Il nome di Jim Morrison evoca subito un immaginario preciso. Leader dei The Doors, mito di una generazione, musicista sensazionale e uomo che aveva un complicato rapporto di amore-odio con il mondo hippie che lo idolatrava.
Il frontman della band muore a 27 anni, il 7 luglio 1971, mentre era a Parigi per sfuggire alla pressione dei fan e del ruolo che si era autoimposto nella rivoluzione culturale degli anni ‘60. Una fuga che potesse finalmente dare spazio anche a un lato tanto inedito quanto radicato del suo essere: il Jim Morrison poeta.
Il cuore di uno dei gruppi rock più acclamati degli anni ’60 sembra infatti aver incrociato quasi per caso la musica e l’ascesa del mondo rock. La sua vera vocazione, la passione che davvero lo accendeva di speranze per il futuro era la scrittura.
Lo conferma un’intervista al “Rolling Stone” del 1969. Al giornalista che gli chiese se immaginava di virare su una carriera da scrittore, Jim Morrison rispose “Questa è la mia più grande speranza. Questo è stato sempre il mio sogno”.
L’opera omnia del Jim Morrison poeta
A cinquant’anni dalla prematura morte del cantante è stata pubblicata quella che possiamo dire l’opera omnia degli scritti di Jim Moorrison: “The Collected Works of Jim Morrison: Poetry, Journals, Transcripts and Lyrics”. Come il sottotitolo esplicita in maniera fin troppo didascalica, si tratta di un lavoro di raccolta di tutti gli scritti del cantante dei The Doors: dalle poesie, ai pensieri, alle semplici annotazioni di aneddoti, fino all’ultima registrazione di poesie realizzata in occasione del suo compleanno nel ’70.

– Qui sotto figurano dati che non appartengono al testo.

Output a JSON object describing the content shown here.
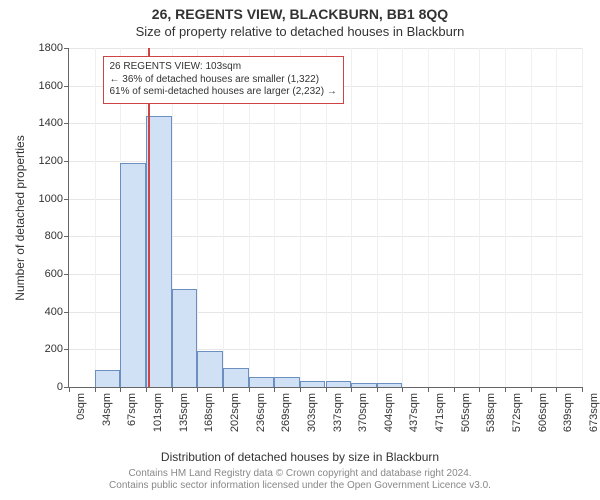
{
  "title": "26, REGENTS VIEW, BLACKBURN, BB1 8QQ",
  "subtitle": "Size of property relative to detached houses in Blackburn",
  "ylabel": "Number of detached properties",
  "xlabel": "Distribution of detached houses by size in Blackburn",
  "credit_line1": "Contains HM Land Registry data © Crown copyright and database right 2024.",
  "credit_line2": "Contains public sector information licensed under the Open Government Licence v3.0.",
  "chart": {
    "type": "histogram",
    "ylim": [
      0,
      1800
    ],
    "ytick_step": 200,
    "xtick_labels": [
      "0sqm",
      "34sqm",
      "67sqm",
      "101sqm",
      "135sqm",
      "168sqm",
      "202sqm",
      "236sqm",
      "269sqm",
      "303sqm",
      "337sqm",
      "370sqm",
      "404sqm",
      "437sqm",
      "471sqm",
      "505sqm",
      "538sqm",
      "572sqm",
      "606sqm",
      "639sqm",
      "673sqm"
    ],
    "bar_values": [
      0,
      90,
      1190,
      1440,
      520,
      190,
      100,
      55,
      55,
      30,
      30,
      22,
      20,
      0,
      0,
      0,
      0,
      0,
      0,
      0
    ],
    "bar_color": "#d0e0f5",
    "bar_border_color": "#6b8fbf",
    "background_color": "#ffffff",
    "grid_color": "#e6e6e6",
    "axis_color": "#666666",
    "marker_color": "#cc4444",
    "marker_x_value": 103,
    "font_family": "Arial",
    "title_fontsize": 14,
    "subtitle_fontsize": 13,
    "label_fontsize": 12,
    "tick_fontsize": 11,
    "annot_fontsize": 10
  },
  "annotation": {
    "line1": "26 REGENTS VIEW: 103sqm",
    "line2": "← 36% of detached houses are smaller (1,322)",
    "line3": "61% of semi-detached houses are larger (2,232) →",
    "border_color": "#cc4444",
    "text_color": "#333333",
    "background_color": "#ffffff"
  }
}
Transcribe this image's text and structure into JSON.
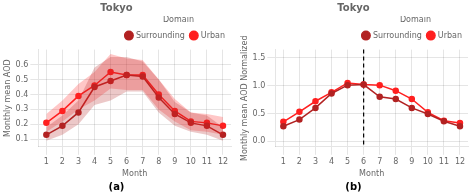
{
  "chart_data": [
    {
      "type": "line",
      "title": "Tokyo",
      "annotation": "(a)",
      "xlabel": "Month",
      "ylabel": "Monthly mean AOD",
      "x": [
        1,
        2,
        3,
        4,
        5,
        6,
        7,
        8,
        9,
        10,
        11,
        12
      ],
      "series": [
        {
          "name": "Surrounding",
          "color": "#b22222",
          "values": [
            0.13,
            0.19,
            0.28,
            0.45,
            0.49,
            0.53,
            0.52,
            0.38,
            0.27,
            0.21,
            0.19,
            0.13
          ],
          "upper": [
            0.18,
            0.26,
            0.36,
            0.58,
            0.65,
            0.65,
            0.62,
            0.5,
            0.35,
            0.28,
            0.26,
            0.18
          ],
          "lower": [
            0.09,
            0.13,
            0.2,
            0.33,
            0.36,
            0.42,
            0.42,
            0.28,
            0.19,
            0.15,
            0.13,
            0.09
          ]
        },
        {
          "name": "Urban",
          "color": "#ff2020",
          "values": [
            0.21,
            0.29,
            0.39,
            0.46,
            0.55,
            0.53,
            0.53,
            0.4,
            0.29,
            0.22,
            0.21,
            0.19
          ],
          "upper": [
            0.27,
            0.36,
            0.47,
            0.55,
            0.67,
            0.64,
            0.63,
            0.5,
            0.37,
            0.28,
            0.27,
            0.25
          ],
          "lower": [
            0.15,
            0.22,
            0.3,
            0.36,
            0.44,
            0.43,
            0.43,
            0.3,
            0.22,
            0.16,
            0.15,
            0.13
          ]
        }
      ],
      "xlim": [
        0.5,
        12.5
      ],
      "xticks": [
        1,
        2,
        3,
        4,
        5,
        6,
        7,
        8,
        9,
        10,
        11,
        12
      ],
      "ylim": [
        0.05,
        0.7
      ],
      "yticks": [
        0.1,
        0.2,
        0.3,
        0.4,
        0.5,
        0.6
      ],
      "grid": true,
      "legend": "upper right",
      "legend_title": "Domain",
      "marker": "circle"
    },
    {
      "type": "line",
      "title": "Tokyo",
      "annotation": "(b)",
      "xlabel": "Month",
      "ylabel": "Monthly mean AOD Normalized",
      "x": [
        1,
        2,
        3,
        4,
        5,
        6,
        7,
        8,
        9,
        10,
        11,
        12
      ],
      "series": [
        {
          "name": "Surrounding",
          "color": "#b22222",
          "values": [
            0.27,
            0.39,
            0.6,
            0.86,
            1.01,
            1.02,
            0.8,
            0.76,
            0.6,
            0.49,
            0.36,
            0.27
          ]
        },
        {
          "name": "Urban",
          "color": "#ff2020",
          "values": [
            0.35,
            0.53,
            0.72,
            0.88,
            1.05,
            1.02,
            1.01,
            0.91,
            0.76,
            0.52,
            0.37,
            0.33
          ]
        }
      ],
      "vline": {
        "x": 6,
        "color": "#000000",
        "line_style": "dashed"
      },
      "xlim": [
        0.5,
        12.5
      ],
      "xticks": [
        1,
        2,
        3,
        4,
        5,
        6,
        7,
        8,
        9,
        10,
        11,
        12
      ],
      "ylim": [
        -0.1,
        1.65
      ],
      "yticks": [
        {
          "value": 0.0,
          "label": "0.0"
        },
        0.5,
        {
          "value": 1.0,
          "label": "1.0"
        },
        1.5
      ],
      "grid": true,
      "legend": "upper right",
      "legend_title": "Domain",
      "marker": "circle"
    }
  ]
}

Dietro a questa operazione, oltre alla volontà di restituire in un’unica opera onnicomprensiva i lavori del poeta maledetto dietro alla rockstar, ci sono la determinazione e l’affetto della sorella Ann. A lei va il merito di aver riportato alla luce i 28 diari di Jim custoditi in un caveau a Parigi. Tra questi taccuini è emerso anche un “progetto per un libro”, che Ann Morrison ha seguito come linea guida per dare all’opera una costruzione simile a quella che avrebbe voluto il fratello.
Ne è risultato un volume di 600 pagine, pubblicato negli Stati Uniti da Harper Collins l’8 giugno 2021, con molti testi già noti ai fedelissimi. Un terzo del libro è dedicato invece a scritti inediti, che confermano quella vocazione di Morrison di essere un “Connettore Scrittore” per “dare una forma alla vita”.
La poesia come vera aspirazione
“Se la mia poesia ha una qualche aspirazione, è quella di liberare la gente dai modi limitati in cui vede e sente”
Jim Morrison
La poetica di Morrison guarda sicuramente alla morte come fonte d’ispirazione. Frequenta l’idea di morte e la corteggia, come uno scrittore seduto alla corte dei poeti maledetti. Avido lettore dei classici, Jim Morrison s’ispirava a grandi poeti come Rimbaud, Baudelaire e, soprattutto, William Blake.
Sin dalla prima pubblicazione nel 1969 il poeta gioca però anche con le “porte della percezione”, con il modo e i sensi con cui si esperisce il mondo ogni giorno e le parole per scavalcare la propria mente piegata all’abitudine. Discepolo del simbolismo. Figlio dell’espressionismo.
Quell’esordio letterario avveniva sotto il nome di battesimo James Douglas Morrison, nel disperato tentativo di sbarazzarsi di quel nome da rockstar che sentiva appiccicato addosso, soffocante. Gli resta appiccicato ancora adesso, oggi che continuiamo a leggere la poesia attraverso il personaggio, attraverso il filtro della leggenda rock che Morrison è inevitabilmente diventato, dimenticandoci di lasciarci attraversare dalle parole del poeta che, a volte, raggiunge la profondità e l’intensità dei migliori profeti.